Due to it being a cinder track, Gunderson's kids would actually practice by running on the inside of the track, and the hurdlers would run down the jumpers' runways.
And at every meet, there was the finish line crew, a group of community members that had been doing it for over 40 years when Gunderson first got to town.
He said he made the mistake during his second home meet in Polson of questioning the timing during a race. Head timer Les Thomas set him straight.
"I walked away, and I would never ask him another question about the timing," Gunderson said with a laugh.
Over 17 years ago, tragedy delivered a blow and a big loss to the community with the loss of two friends dear to Gunderson.
Thomas and Toby Nelson both served on the finish line timing crew and were staples of Polson track and field throughout the years. However, Thomas was killed in a car accident near Ronan and Nelson also passed away at roughly the same time.
"In one week we had two of the largest funerals that this town has seen," Gunderson said.
Retiring
There's a lot for the head track coach to do. It's time consuming keeping track of equipment and times, making sure uniforms are clean and ready to go, along with dealing with a large team of athletes.
Gunderson's Sunday rituals during track season included church and then going through the papers and ranking all the kids in the state.

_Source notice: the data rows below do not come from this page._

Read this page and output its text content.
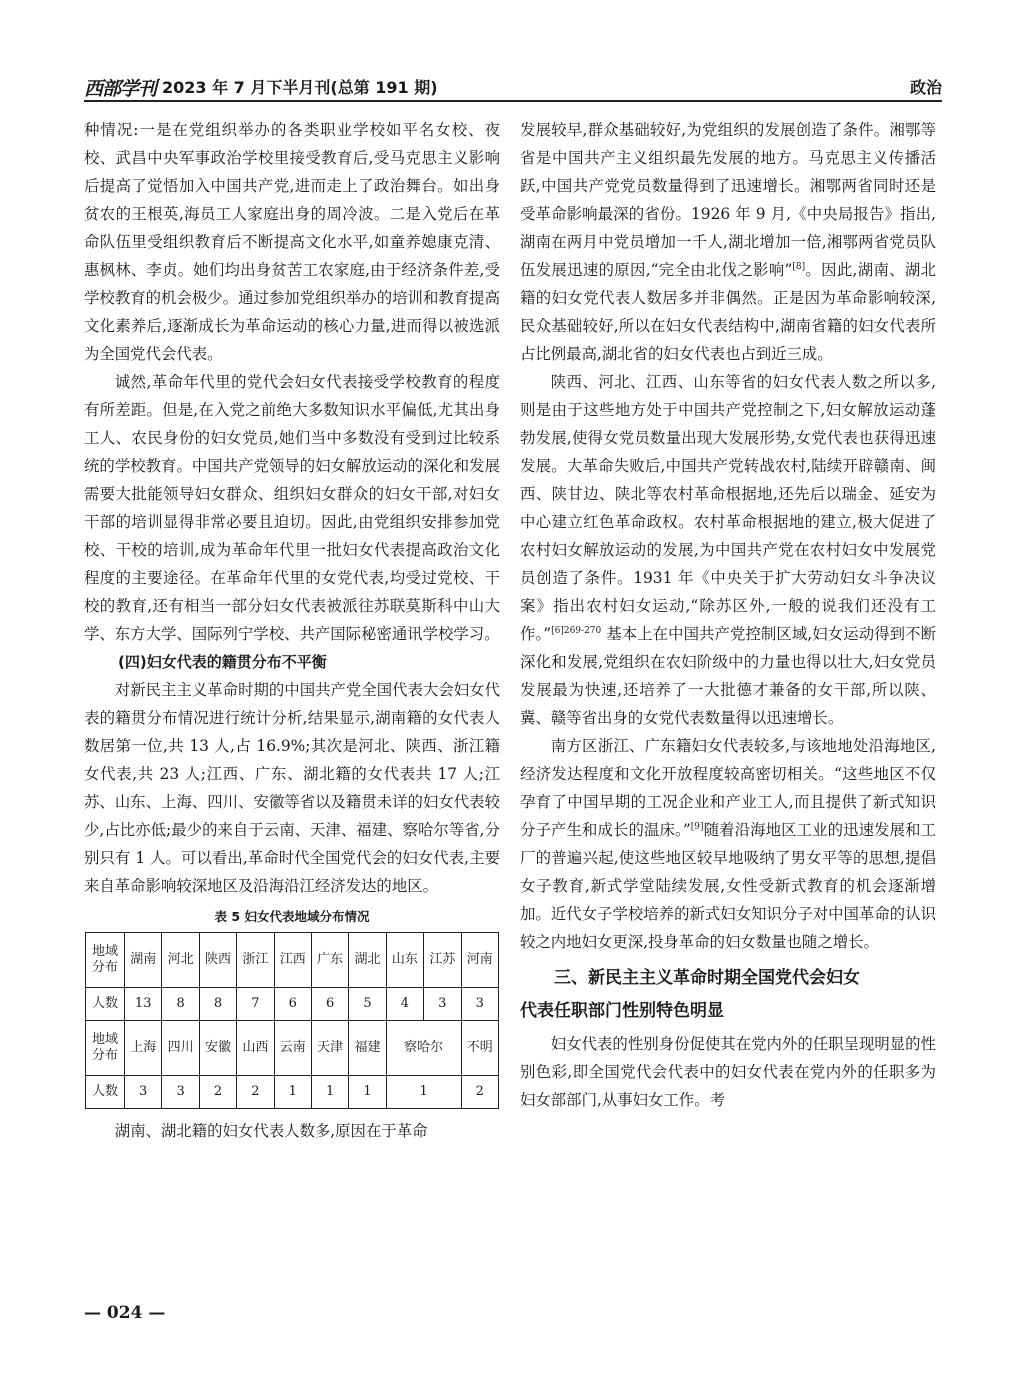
西部学刊 2023 年 7 月下半月刊(总第 191 期)	政治

种情况:一是在党组织举办的各类职业学校如平名女校、夜校、武昌中央军事政治学校里接受教育后,受马克思主义影响后提高了觉悟加入中国共产党,进而走上了政治舞台。如出身贫农的王根英,海员工人家庭出身的周冷波。二是入党后在革命队伍里受组织教育后不断提高文化水平,如童养媳康克清、惠枫林、李贞。她们均出身贫苦工农家庭,由于经济条件差,受学校教育的机会极少。通过参加党组织举办的培训和教育提高文化素养后,逐渐成长为革命运动的核心力量,进而得以被选派为全国党代会代表。

诚然,革命年代里的党代会妇女代表接受学校教育的程度有所差距。但是,在入党之前绝大多数知识水平偏低,尤其出身工人、农民身份的妇女党员,她们当中多数没有受到过比较系统的学校教育。中国共产党领导的妇女解放运动的深化和发展需要大批能领导妇女群众、组织妇女群众的妇女干部,对妇女干部的培训显得非常必要且迫切。因此,由党组织安排参加党校、干校的培训,成为革命年代里一批妇女代表提高政治文化程度的主要途径。在革命年代里的女党代表,均受过党校、干校的教育,还有相当一部分妇女代表被派往苏联莫斯科中山大学、东方大学、国际列宁学校、共产国际秘密通讯学校学习。

(四)妇女代表的籍贯分布不平衡

对新民主主义革命时期的中国共产党全国代表大会妇女代表的籍贯分布情况进行统计分析,结果显示,湖南籍的女代表人数居第一位,共 13 人,占 16.9%;其次是河北、陕西、浙江籍女代表,共 23 人;江西、广东、湖北籍的女代表共 17 人;江苏、山东、上海、四川、安徽等省以及籍贯未详的妇女代表较少,占比亦低;最少的来自于云南、天津、福建、察哈尔等省,分别只有 1 人。可以看出,革命时代全国党代会的妇女代表,主要来自革命影响较深地区及沿海沿江经济发达的地区。

表 5 妇女代表地域分布情况
地域分布	湖南	河北	陕西	浙江	江西	广东	湖北	山东	江苏	河南
人数	13	8	8	7	6	6	5	4	3	3
地域分布	上海	四川	安徽	山西	云南	天津	福建	察哈尔		不明
人数	3	3	2	2	1	1	1	1		2

湖南、湖北籍的妇女代表人数多,原因在于革命

发展较早,群众基础较好,为党组织的发展创造了条件。湘鄂等省是中国共产主义组织最先发展的地方。马克思主义传播活跃,中国共产党党员数量得到了迅速增长。湘鄂两省同时还是受革命影响最深的省份。1926 年 9 月,《中央局报告》指出,湖南在两月中党员增加一千人,湖北增加一倍,湘鄂两省党员队伍发展迅速的原因,“完全由北伐之影响”[8]。因此,湖南、湖北籍的妇女党代表人数居多并非偶然。正是因为革命影响较深,民众基础较好,所以在妇女代表结构中,湖南省籍的妇女代表所占比例最高,湖北省的妇女代表也占到近三成。

陕西、河北、江西、山东等省的妇女代表人数之所以多,则是由于这些地方处于中国共产党控制之下,妇女解放运动蓬勃发展,使得女党员数量出现大发展形势,女党代表也获得迅速发展。大革命失败后,中国共产党转战农村,陆续开辟赣南、闽西、陕甘边、陕北等农村革命根据地,还先后以瑞金、延安为中心建立红色革命政权。农村革命根据地的建立,极大促进了农村妇女解放运动的发展,为中国共产党在农村妇女中发展党员创造了条件。1931 年《中央关于扩大劳动妇女斗争决议案》指出农村妇女运动,“除苏区外,一般的说我们还没有工作。”$^{[6]269-270}$ 基本上在中国共产党控制区域,妇女运动得到不断深化和发展,党组织在农妇阶级中的力量也得以壮大,妇女党员发展最为快速,还培养了一大批德才兼备的女干部,所以陕、冀、赣等省出身的女党代表数量得以迅速增长。

南方区浙江、广东籍妇女代表较多,与该地地处沿海地区,经济发达程度和文化开放程度较高密切相关。“这些地区不仅孕育了中国早期的工况企业和产业工人,而且提供了新式知识分子产生和成长的温床。”[9]随着沿海地区工业的迅速发展和工厂的普遍兴起,使这些地区较早地吸纳了男女平等的思想,提倡女子教育,新式学堂陆续发展,女性受新式教育的机会逐渐增加。近代女子学校培养的新式妇女知识分子对中国革命的认识较之内地妇女更深,投身革命的妇女数量也随之增长。

三、新民主主义革命时期全国党代会妇女
代表任职部门性别特色明显

妇女代表的性别身份促使其在党内外的任职呈现明显的性别色彩,即全国党代会代表中的妇女代表在党内外的任职多为妇女部部门,从事妇女工作。考

— 024 —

In fact, papers from around Western Montana would call up the coach before the state meets to see who was the favorite to win.
He was usually right.
"Most of the time it's pretty consistent," Gunderson said. "It could change a little bit with events but it usually evens out."
Along with that, Gunderson has had years and years of developing friendships with his athletes and fellow coaches. He said that he can go to every town in Montana and run into somebody he knows. He said he'll certainly miss being able to work with all the kids. While Gunderson won't be entering his athletes into invitationals and working on his famous statistical databases of marks and times, he won't be slowing down either.
"I don't want to go to the coffee shop and tell stories," Gunderson said. "I've always been a busy guy."
He'll continue to teach at the high school and also be an assistant coach for the boys' basketball team, but he'll get a little more free time when track season rolls around.
"I've never had a spring break," Gunderson said. "Next year I'm going to go see my grandson play tennis in Lewistown."
And he'll now get to sit back and enjoy a track meet as opposed to the rigors of running around from event to event as a head coach.
"I know I will have withdrawal symptoms next year, but I feel it is time for someone younger to take over the program," Gunderson said. "It went by quickly until I started to think and remember about all the things that had happened."